Liam Fox's "Buy Brexit" award criterion is a political, not cultural fit

After my post yesterday about the Department of International Trade "Buy Brexit" award criteria and some discussions on twitter I have come to the conclusion that the award criterion is one of political instead of cultural fit. While the section is called "cultural fit", its content has nothing to do with culture. The full notice can be found here, but let's look at the actual text:

Cultural fit criteria

Be focussed enough to stick to the task at hand and not be side-tracked in a vast and quick-moving field
Be committed and hard-working, to deliver under time pressures
Be enthused by the prospect of working at the frontline in such an exciting and dynamic area
Be committed to the best possible outcome for the United Kingdom following its departure from the European Union

The first three could easily have gone into selection (if applicable) or, if referring to the actual team delivering the contract either to the award criteria (where they appear to be) or to the contract as boiler plate performance clauses. I have the impression this is a small value contract subject to Regulation 111 of the Public Contracts Regulation 2015 which offers some flexibility.
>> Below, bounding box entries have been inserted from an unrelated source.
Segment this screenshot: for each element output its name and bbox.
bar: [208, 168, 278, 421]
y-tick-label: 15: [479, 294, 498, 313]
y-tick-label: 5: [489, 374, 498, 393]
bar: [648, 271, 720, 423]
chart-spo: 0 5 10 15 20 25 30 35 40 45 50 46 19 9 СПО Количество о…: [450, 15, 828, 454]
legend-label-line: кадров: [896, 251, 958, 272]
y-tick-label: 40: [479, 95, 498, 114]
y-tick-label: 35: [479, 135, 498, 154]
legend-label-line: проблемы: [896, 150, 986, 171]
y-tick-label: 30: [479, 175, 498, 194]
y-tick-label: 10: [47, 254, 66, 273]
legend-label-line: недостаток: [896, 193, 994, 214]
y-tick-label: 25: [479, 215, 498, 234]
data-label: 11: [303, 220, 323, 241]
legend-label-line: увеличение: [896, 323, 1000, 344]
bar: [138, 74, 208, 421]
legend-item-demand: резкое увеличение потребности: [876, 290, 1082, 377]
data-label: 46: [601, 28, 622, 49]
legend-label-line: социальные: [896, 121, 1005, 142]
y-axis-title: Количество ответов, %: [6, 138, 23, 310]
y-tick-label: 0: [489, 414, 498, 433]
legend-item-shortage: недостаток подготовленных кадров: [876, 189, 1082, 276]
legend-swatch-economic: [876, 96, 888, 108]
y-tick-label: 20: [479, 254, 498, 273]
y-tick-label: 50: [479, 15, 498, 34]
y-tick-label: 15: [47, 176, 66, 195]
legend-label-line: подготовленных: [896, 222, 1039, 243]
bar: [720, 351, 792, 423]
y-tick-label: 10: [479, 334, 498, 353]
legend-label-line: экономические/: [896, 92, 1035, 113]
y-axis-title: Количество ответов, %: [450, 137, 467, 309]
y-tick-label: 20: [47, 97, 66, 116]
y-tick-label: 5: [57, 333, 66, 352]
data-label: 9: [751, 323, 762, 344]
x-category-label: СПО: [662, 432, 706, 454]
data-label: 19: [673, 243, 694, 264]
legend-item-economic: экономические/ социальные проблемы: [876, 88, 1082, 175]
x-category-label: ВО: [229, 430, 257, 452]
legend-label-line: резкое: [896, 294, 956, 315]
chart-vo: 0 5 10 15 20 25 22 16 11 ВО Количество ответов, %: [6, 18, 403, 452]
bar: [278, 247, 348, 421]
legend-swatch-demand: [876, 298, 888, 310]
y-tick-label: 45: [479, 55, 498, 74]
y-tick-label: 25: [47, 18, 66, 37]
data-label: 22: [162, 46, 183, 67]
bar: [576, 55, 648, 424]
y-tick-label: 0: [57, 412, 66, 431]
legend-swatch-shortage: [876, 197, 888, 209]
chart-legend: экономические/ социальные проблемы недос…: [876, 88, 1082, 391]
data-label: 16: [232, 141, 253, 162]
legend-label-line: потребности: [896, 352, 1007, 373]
As award criteria they are a poor choice, not helped by the also questionable (though legal) use of an interview to assess the bids. They are unclear, not objective and not easily measurable. Frankly they do not really help on the decision making. Plus, with an interview it is easy to be swayed by the most persuasive interviewee - even though said person may or may not be on the actual delivery team. It is not an approach I would suggest.

But the real problem is the final criteria on this "cultural fit" section. It has nothing to do with culture of the contractor but all with is political views. The Department of International Trade is effectively asking - and assessing - if each bidder is a "Brexiteer in good standing." This is illegal in two (maybe three) counts.

First, it is not connected with the subject matter of the contract (the litmus test for award criteria). The political views of the contractor or its employees are irrelevant for the purposes of assessing the merits of the bid being put forward. As such, it falls foul of Regulation 111 of the Public Contracts Regulations 2015.  This is, therefore, an illegal award criterion and one that should be called out for what it is: a "political fit" requirement. It is as illegal as requesting bidders to be affiliated with† a political party or based in local councils controlled by said party.

Then there is an issue of timing. The contract is to be fully delivered by the end of March 2017 but the criterion requires the contractor to "[b]e committed to the best possible outcome for the United Kingdom following its departure from the European Union." Well, we have not left yet and it is uncertain if once the process of Article 50 TFEU starts if it is revocable or not. So it appears the criterion is also disconnected from the contract subject by binding bidders to views on outcomes which may or may not happen in the future.

Finally, it is unclear if the contract is covered by EU public procurement rules or principles (which depend on value and also on the certainty of cross-border interest). If it is, then not awarding a contract to a bidder just because of an individual or institutional political views would also constitute a discriminatory award criteria.

Bottom line: let's call this criterion for what it is: a political, not cultural fit.